Are you ready for la Parisienne de l’ère TikTok, une mythologie locale aujourd’hui mondialisée, filtrée, rentabilisée version 2K23 ?

Il y a bientôt quatre ans (getting older, getting wiser), je publiais mon premier livre, Je ne suis pas Parisienne (Stock), sur ce mythe made in France devenu des plus bankables. De Madame de Sévigné à Charlotte Gainsbourg en passant par Françoise Hardy, c’est effectivement avec l’avènement des groupes de luxe – et ses figures du chic parfaitement consuméristes comme Inès de La Fressange – que ladite licorne a été redirigée vers des horizons aussi rentables que normatifs.

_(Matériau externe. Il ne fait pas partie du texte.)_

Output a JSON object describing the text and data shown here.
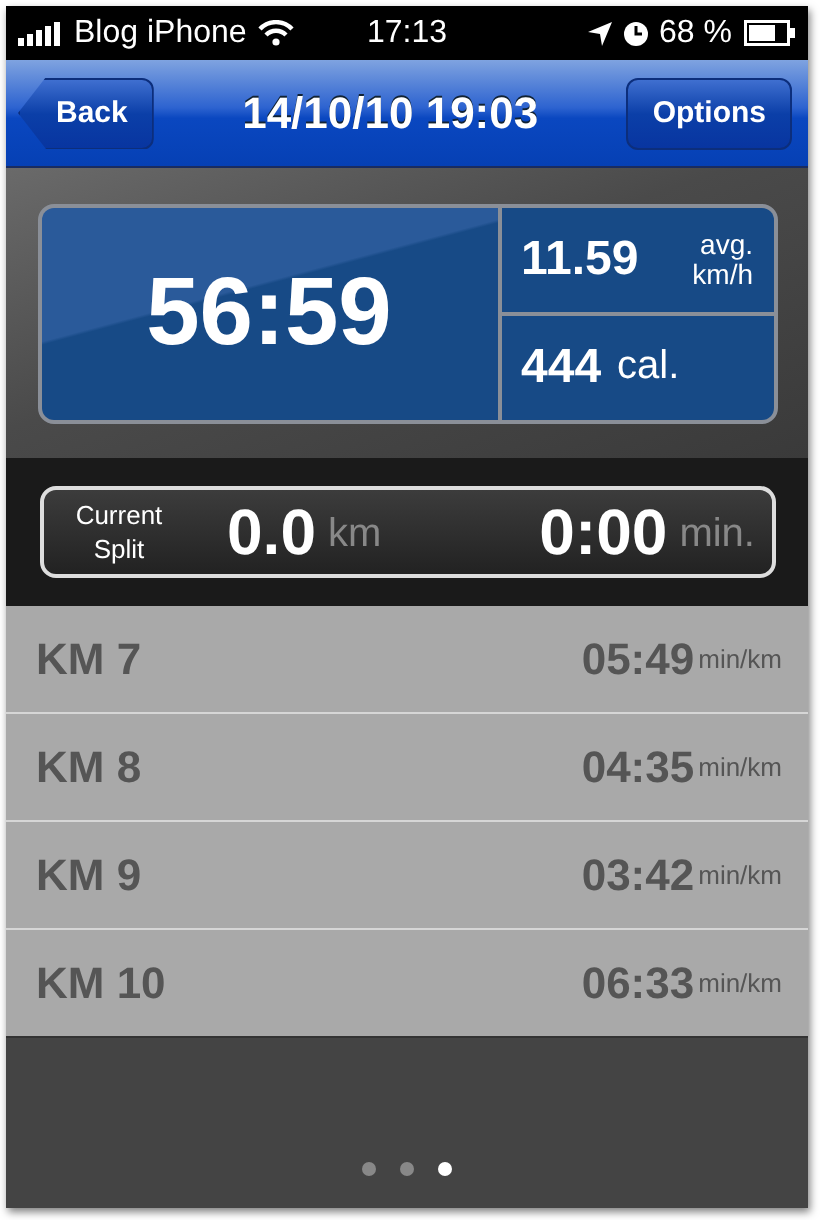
{
  "status_bar": {
    "carrier": "Blog iPhone",
    "time": "17:13",
    "battery": "68 %"
  },
  "nav_bar": {
    "back": "Back",
    "title": "14/10/10 19:03",
    "action": "Options"
  },
  "summary": {
    "duration": "56:59",
    "speed": "11.59",
    "speed_unit_top": "avg.",
    "speed_unit_bottom": "km/h",
    "calories": "444",
    "calories_unit": "cal."
  },
  "current_split": {
    "label_top": "Current",
    "label_bottom": "Split",
    "distance": "0.0",
    "distance_unit": "km",
    "time": "0:00",
    "time_unit": "min."
  },
  "splits": [
    {
      "label": "KM 7",
      "pace": "05:49",
      "unit": "min/km"
    },
    {
      "label": "KM 8",
      "pace": "04:35",
      "unit": "min/km"
    },
    {
      "label": "KM 9",
      "pace": "03:42",
      "unit": "min/km"
    },
    {
      "label": "KM 10",
      "pace": "06:33",
      "unit": "min/km"
    }
  ],
  "page_dots": [
    {
      "selected": false
    },
    {
      "selected": false
    },
    {
      "selected": true
    }
  ]
}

À l’intérieur de cette image culturelle cristallisée qui ne date pas d’hier, j’avais découvert un volet intriguant : la Parisienne, qui, disons-le, semble refuser toute diversité, se laisse paradoxalement incarner par une Américaine. L’expat d’outre-Atlantique est un visage récurrent de cette chimère frenchie. Audrey Hepburn, Jean Seberg, Carrie Bradshaw : voilà une Autre non pas exilée mais cosmopolite, bohème, bilingue. Un personnage théâtral qui importe sa propre relecture in English in the text de la ville. 

La Parisienne version US

Imagine donc ma surexcitation à tomber de ma chaise lorsque j’ai découvert une nouvelle itération de cette incarnation à travers le personnage d’Emily, fraîchement débarquée de Chicago pour travailler dans une firme de marketing de luxe. Son habillage stylistique est un parfait mimétisme de ce qui est attendu de la Parisienne – version airbrushed et instagrammable – tandis que son regard sur la capitale s’apparente plus à la tour Eiffel version Las Vegas.

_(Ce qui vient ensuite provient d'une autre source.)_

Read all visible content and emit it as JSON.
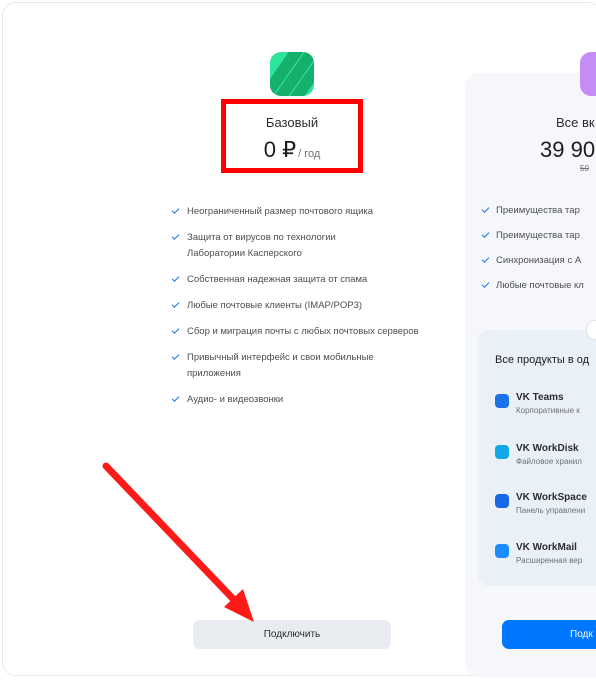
{
  "basic_plan": {
    "name": "Базовый",
    "price": "0 ₽",
    "period": "/ год",
    "features": [
      "Неограниченный размер почтового ящика",
      "Защита от вирусов по технологии Лаборатории Касперского",
      "Собственная надежная защита от спама",
      "Любые почтовые клиенты (IMAP/POP3)",
      "Сбор и миграция почты с любых почтовых серверов",
      "Привычный интерфейс и свои мобильные приложения",
      "Аудио- и видеозвонки"
    ],
    "button_label": "Подключить"
  },
  "full_plan": {
    "name": "Все вк",
    "price": "39 90",
    "old_price": "50",
    "features": [
      "Преимущества тар",
      "Преимущества тар",
      "Синхронизация с А",
      "Любые почтовые кл"
    ],
    "products_title": "Все продукты в од",
    "products": [
      {
        "name": "VK Teams",
        "desc": "Корпоративные к",
        "color": "#1a73e8"
      },
      {
        "name": "VK WorkDisk",
        "desc": "Файловое хранил",
        "color": "#12a7e8"
      },
      {
        "name": "VK WorkSpace",
        "desc": "Панель управлени",
        "color": "#1768e6"
      },
      {
        "name": "VK WorkMail",
        "desc": "Расширенная вер",
        "color": "#1a8cff"
      }
    ],
    "button_label": "Подк"
  },
  "colors": {
    "accent": "#0077ff",
    "highlight": "#ff0000",
    "arrow": "#ff1a1a"
  }
}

Dès les premiers épisodes, on retrouve précisément l’expérience que l’anthropologue Marc Augé décrivait comme la joie toute particulière de l’hyper-réel : “Découvrir combien les originaux ressemblent à leurs copies.” Paris triomphe tant elle ressemble à une boutique pour touristes, à un film de Woody Allen, aux inspirations qu’elle a par la suite suscitées. Et pour cette troisième saison, qui débarque ce 21 décembre comme un Chrismas gift, ne t’attends pas à autre chose que la suite de la now famous line “OMG the whole movie looks like Ratatouille”. Pont Neuf, mimes, croissants… Je dirais même que la dimension conscientisée, comique, de se promener dans ce décor est poussée à un degré méta. Sylvie, notre queen of hearts, s’exclame dans un cynisme délicieux : “Emmenons-les au restaurant de la tour Eiffel – Americans will love it.”

Entre punchlines et décalages franglais destinés à faire rire une frenchness globalisée, c’est finalement une dialectique, un affrontement Paris vs l’Amérique, qui se déjoue sur un ring sépia. Lorsque, dans le premier épisode, Camille croise ses copines en route pour acheter des viennoiseries à son boyfriend encore au lit, Mindy lui lance un “Boulangerie bitch”. Ce à quoi elle répond, grosso modo, qu’elle est payée en nature pour cet effort. Allusions crypto-féministes, who is lecturing who ?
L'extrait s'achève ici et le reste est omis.